Good morning, @gagathemom “You’ve got this!” It’s interesting how those words can either give someone a nudge or completely turn them off. The night I was admitted to the hospital, having been diagnosed that afternoon with acute myeloid leukemia (AML), the nurses brought me a rather large gift bag. The bag had been put together for them by a former patient who had AML with the instructions to give this bag to a new patient…me.
Inside were a number of items including a hand made fleece neck warmer, a lap-sized fleece blanket, adult coloring book with a box of colored pencils, Burt’s Bees chap stick/hand lotion, cute little socks. The gift tag, which I still use as a bookmark 7 years later, said, “Stay Strong. Stay Positive! You’ve got this!!”
Being absolutely cut off at the knees with the diagnosis that afternoon, those words resonated with me! They still do and as a mentor in the Blood Cancer and also the Bone marrow/stem cell transplantation groups, I find myself using those words to encourage others. All of us have within us the ability for, “You’ve got this”, to handle whatever it takes to keep us alive, inspired and moving forward. (But I promise not to say it to you! 😅)

You’re going to be in excellent care with your SCT team at Mayo-Rochester as you’ve already found out.
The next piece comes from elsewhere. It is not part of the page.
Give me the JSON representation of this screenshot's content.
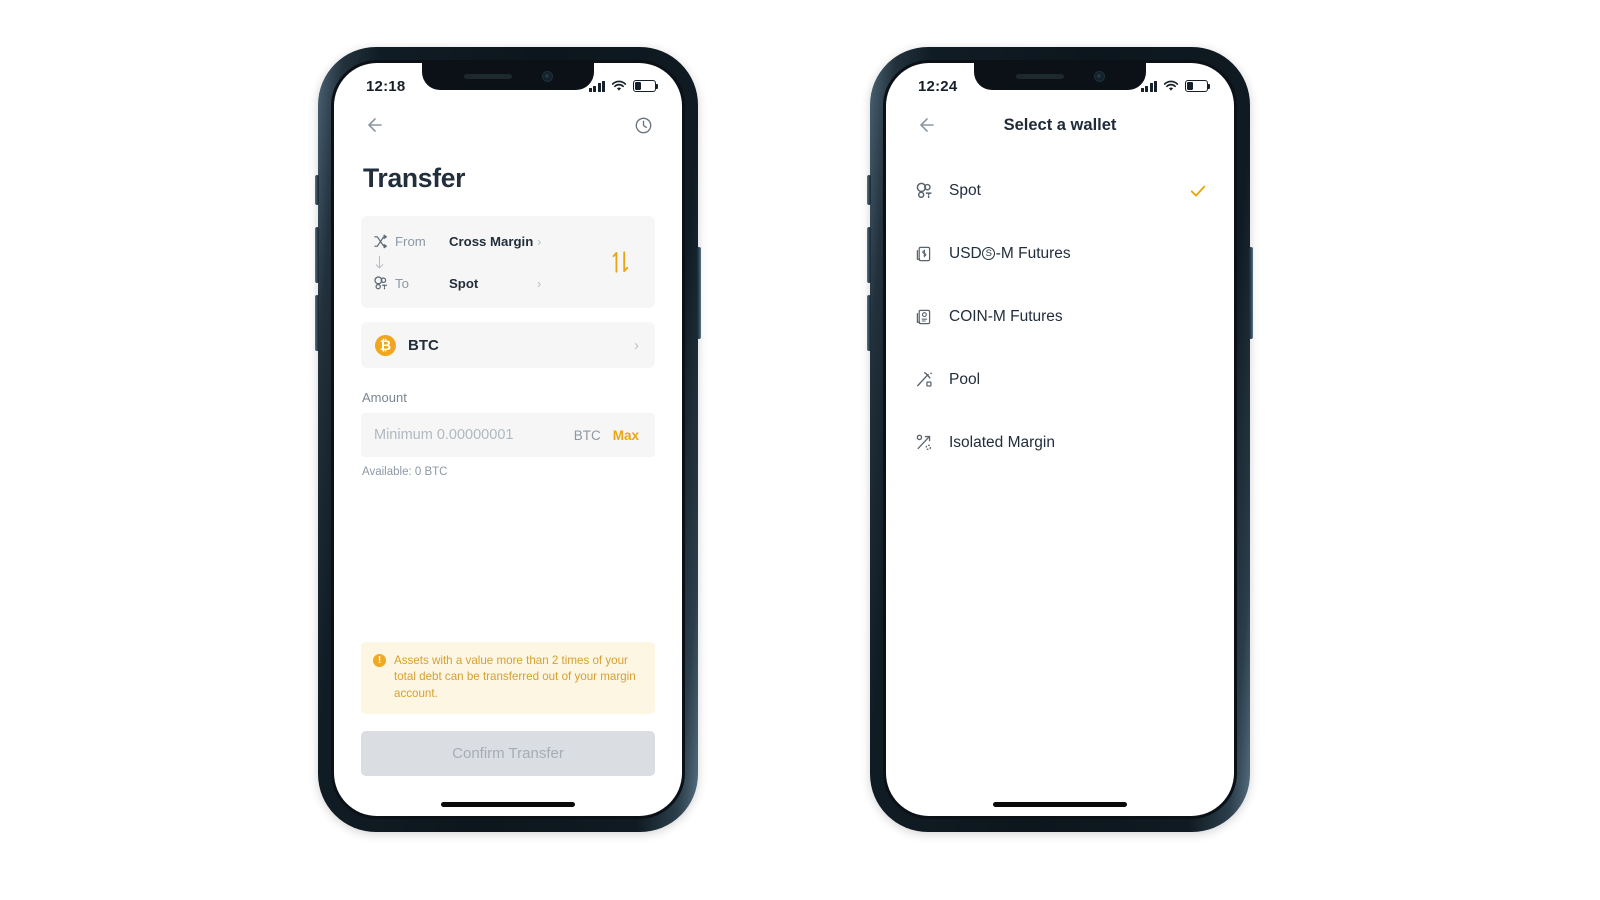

That was my home away from home for 4 months. Your autologous (ASCT) stem cell transplant, fortunately won’t require that length of time but you will be there a month or so while you recover. Being fiercely independent myself, I completely empathize with your struggle with requiring a caregiver! But once you’re actually underway with the transplant recovery, I’m pretty sure you’ll find yourself relaxing into the assistance during the moments when you need it most. After that, your drive for independence will help you recover faster by the desire to get back to normal. In the meantime, accept the help with the daily mundane tasks. That way your energy is reserved so you can take a shower without assistance, get dressed, etc. Having assistance helps you pace yourself because the fatigue the first couple of weeks will sap your strength.
I think what you’ll miss most during recovery, are snuggles from your grandkids! But they can send you cards, you can face-time or Zoom and that time will go quickly!

Do you have any questions about the transplant itself? Are you set with longterm lodging in Rochester?

@gagathemom The words “you’ve got it” coming from people who had never experienced what you are going through sounds to me like “quit complaining, you will be fine “. It sounds very different when it comes from a person who had experienced it.

As someone who had a SCT for AML, I think your general good health will give you an extra boost as you have your transplant. Using your own cells also means that you won’t have GVHD and your recovery will be quicker than mine was.

Wishing you an uncomplicated transplant and recovery!